ささやかな日常の記録

現在と過去のエンタメなど

「峠」とドラマ「花へんろ」

猛暑の中、高校野球の記念すべき100回目の大会が始まった。第3試合の中越(新潟)対慶応(北神奈川)を見た。強豪のシティ・ボーイに弱小のカントリー・ボーイが挑むという構図だ。当然、弱小チームを応援した。当初の予想に反して、なかなかの好ゲームが続いた。しかし、2対2で迎えた9回裏のサヨナラ・ヒットで慶応が勝った。

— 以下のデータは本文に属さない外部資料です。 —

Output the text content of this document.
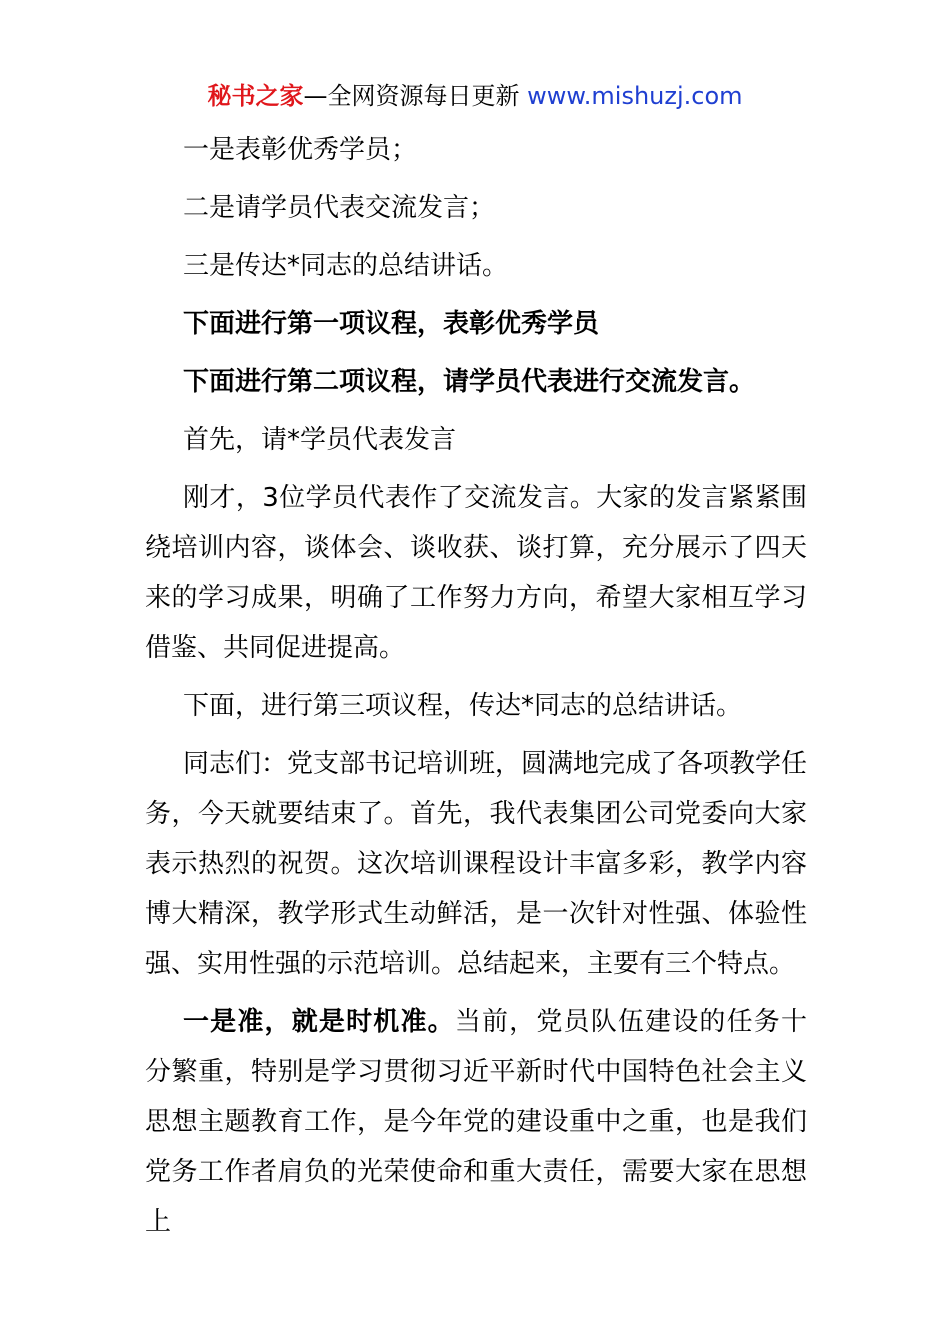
秘书之家—全网资源每日更新 www.mishuzj.com

一是表彰优秀学员；

二是请学员代表交流发言；

三是传达*同志的总结讲话。

下面进行第一项议程，表彰优秀学员

下面进行第二项议程，请学员代表进行交流发言。

首先，请*学员代表发言

刚才，3位学员代表作了交流发言。大家的发言紧紧围绕培训内容，谈体会、谈收获、谈打算，充分展示了四天来的学习成果，明确了工作努力方向，希望大家相互学习借鉴、共同促进提高。

下面，进行第三项议程，传达*同志的总结讲话。

同志们：党支部书记培训班，圆满地完成了各项教学任务，今天就要结束了。首先，我代表集团公司党委向大家表示热烈的祝贺。这次培训课程设计丰富多彩，教学内容博大精深，教学形式生动鲜活，是一次针对性强、体验性强、实用性强的示范培训。总结起来，主要有三个特点。

一是准，就是时机准。当前，党员队伍建设的任务十分繁重，特别是学习贯彻习近平新时代中国特色社会主义思想主题教育工作，是今年党的建设重中之重，也是我们党务工作者肩负的光荣使命和重大责任，需要大家在思想上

中越高校は先日記事にした長岡花火の地元である。長岡というと司馬遼太郎の「峠」に登場する長岡藩家老、河井継之助で知られる。幕末、西郷隆盛らの官軍と対峙した知る人ぞ知る人物である。

大昔の大河ドラマ花神」では高橋英樹が熱演していた。今の大河に登場するかは分からないが、滅びの美学を体現する人物として忘れられない。河井は150年前の1868(慶応4)年8月16日に死去。やはり慶応の前には倒れる運命だったのか。慶応と言えば福沢諭吉。「峠」にはフィクションながら江戸城で河井と福沢が出会う場面もある。

河井は学問のために備中松山にも出かけている。同じ松山でも四国松山を舞台にしたドラマ「花へんろ(特別編)春子の人形」を見た。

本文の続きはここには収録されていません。